Talia: Partiamo dalla fine. Sa, Talia Concept è una gran provocatrice
Jep: Ma non sprechi energie. Ci sono cose molto più importanti che provocare me. E poi questa abitudine di parlare di sé in terza persona, sta diventando insostenibile. Dunque, cosa legge lei?
Talia: Non ho bisogno di leggere, vivo di vibrazioni, spesso di natura extrasensoriale.
Jep: Abbandonando, per un istante, l’extrasensoriale, che cosa intende lei per vibrazioni?
Talia: Come si fa a spiegare con la volgarità della parola, la poesia della vibrazione?
Jep: E non lo so, ci provi.
Talia: Io sono un’artista, non ho bisogno di spiegare un cazzo!
Jep: Bene, allora scrivo “vive di vibrazioni ma non sa che cosa sono”.
Talia: Comincia a non piacermi quest’intervista. Percepisco da parte sua una conflittualità.
Jep: La conflittualità come vibrazione?
Talia: La conflittualità come rottura di coglioni. Parliamo dei maltrattamenti che ho subito dal fidanzato di mia madre.

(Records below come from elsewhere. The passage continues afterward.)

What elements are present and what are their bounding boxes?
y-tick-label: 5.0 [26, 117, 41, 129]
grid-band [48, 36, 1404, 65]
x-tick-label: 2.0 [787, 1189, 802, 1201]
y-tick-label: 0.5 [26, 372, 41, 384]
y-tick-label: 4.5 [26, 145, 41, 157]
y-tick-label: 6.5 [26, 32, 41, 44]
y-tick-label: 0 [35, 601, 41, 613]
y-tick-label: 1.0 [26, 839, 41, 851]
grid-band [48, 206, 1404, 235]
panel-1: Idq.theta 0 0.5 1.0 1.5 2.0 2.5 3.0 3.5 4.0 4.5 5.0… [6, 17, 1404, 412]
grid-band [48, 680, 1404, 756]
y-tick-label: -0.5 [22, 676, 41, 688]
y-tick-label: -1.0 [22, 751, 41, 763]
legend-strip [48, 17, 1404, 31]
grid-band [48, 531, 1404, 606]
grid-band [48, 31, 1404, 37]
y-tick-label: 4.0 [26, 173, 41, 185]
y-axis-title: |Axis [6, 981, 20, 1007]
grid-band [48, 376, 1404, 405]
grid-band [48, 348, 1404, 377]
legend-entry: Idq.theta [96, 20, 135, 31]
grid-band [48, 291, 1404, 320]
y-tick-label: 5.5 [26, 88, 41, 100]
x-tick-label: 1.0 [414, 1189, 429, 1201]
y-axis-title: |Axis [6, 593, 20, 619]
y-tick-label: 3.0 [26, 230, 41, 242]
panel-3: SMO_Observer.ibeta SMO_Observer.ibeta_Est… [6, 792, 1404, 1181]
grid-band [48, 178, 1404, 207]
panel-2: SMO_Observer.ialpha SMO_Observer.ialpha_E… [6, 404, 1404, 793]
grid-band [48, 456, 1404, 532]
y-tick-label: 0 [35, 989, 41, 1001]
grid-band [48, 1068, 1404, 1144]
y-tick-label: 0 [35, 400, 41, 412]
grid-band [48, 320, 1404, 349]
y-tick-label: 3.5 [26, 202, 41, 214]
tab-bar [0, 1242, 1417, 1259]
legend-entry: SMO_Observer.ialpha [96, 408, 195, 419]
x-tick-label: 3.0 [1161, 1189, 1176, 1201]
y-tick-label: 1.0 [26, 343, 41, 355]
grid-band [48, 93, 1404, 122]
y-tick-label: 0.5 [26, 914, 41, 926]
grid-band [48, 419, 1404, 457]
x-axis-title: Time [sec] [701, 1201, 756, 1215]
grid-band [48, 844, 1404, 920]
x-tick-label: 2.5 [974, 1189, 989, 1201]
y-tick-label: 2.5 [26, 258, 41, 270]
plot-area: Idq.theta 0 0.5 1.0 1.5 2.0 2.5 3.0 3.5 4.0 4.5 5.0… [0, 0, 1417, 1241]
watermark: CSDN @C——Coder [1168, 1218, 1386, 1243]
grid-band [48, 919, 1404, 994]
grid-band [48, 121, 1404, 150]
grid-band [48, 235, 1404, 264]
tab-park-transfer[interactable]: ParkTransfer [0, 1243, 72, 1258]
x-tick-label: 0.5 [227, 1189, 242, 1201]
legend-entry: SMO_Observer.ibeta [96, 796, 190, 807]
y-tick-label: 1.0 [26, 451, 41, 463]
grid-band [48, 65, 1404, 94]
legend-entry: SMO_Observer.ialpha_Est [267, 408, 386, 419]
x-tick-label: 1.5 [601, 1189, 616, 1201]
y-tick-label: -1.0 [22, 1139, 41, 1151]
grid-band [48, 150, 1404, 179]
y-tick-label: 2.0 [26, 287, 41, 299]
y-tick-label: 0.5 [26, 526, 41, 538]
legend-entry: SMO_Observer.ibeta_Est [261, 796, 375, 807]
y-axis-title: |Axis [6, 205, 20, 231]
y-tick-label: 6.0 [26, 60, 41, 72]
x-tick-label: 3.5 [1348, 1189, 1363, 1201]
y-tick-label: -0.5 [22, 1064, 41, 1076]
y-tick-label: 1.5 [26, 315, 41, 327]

Jep: Noo, io voglio sapere che cos’è una vibrazione
Talia: Il mio radar per intercettare il mondo
Jep: Eeeh ‘u radar… vale a dire?
Talia: Lei è un rompicoglioni. Senta, siamo partiti male. Talia Concept ci tiene all’intervista con il suo giornale, ha tanti lettori. Ma lei è prevenuto. Perché non la fa parlare del suo fidanzato con il quale fa l’amore 11 volte al giorno e che è un artista concettuale mica da poco: rielabora palloni da basket con i coriandoli. Un’idea sensazionale!
Jep: Senta, Talia Concept parla di cose di cui ignora il significato. Io di lei, finora, ho solo fuffa impubblicabile. Se lei crede che mi lasci abbindolare da cose tipo “sono un artista non ho bisogno di spiegare, è fuori strada”. Il nostro giornale ha uno zoccolo duro di pubblico colto che non vuole essere preso in giro. Io lavoro per lo zoccolo.
Talia: Ma allora perché non mi lascia parlare del mio accidentato, sofferto ma indispensabile percorso da artista?
Jep: Ma indispensabile a chi? Santo Cielo, signora, che cos’è una vibrazione?
Talia: Non lo so che cos’è una vibrazione, Jep Gambardella
Jep: Non lo sa
Talia: Non lo so
Jep: Non lo sa
Talia: Sei un ossessivo del cazzo, sei. Parlerò con la tua direttrice le dirò di mandarmi un altro giornalista di una statura più elevata della tua!
Jep: Una preghiera: quando parlerà con la direttrice, abbia molto tatto con il concetto di statura. Sa, la direttrice è una nana.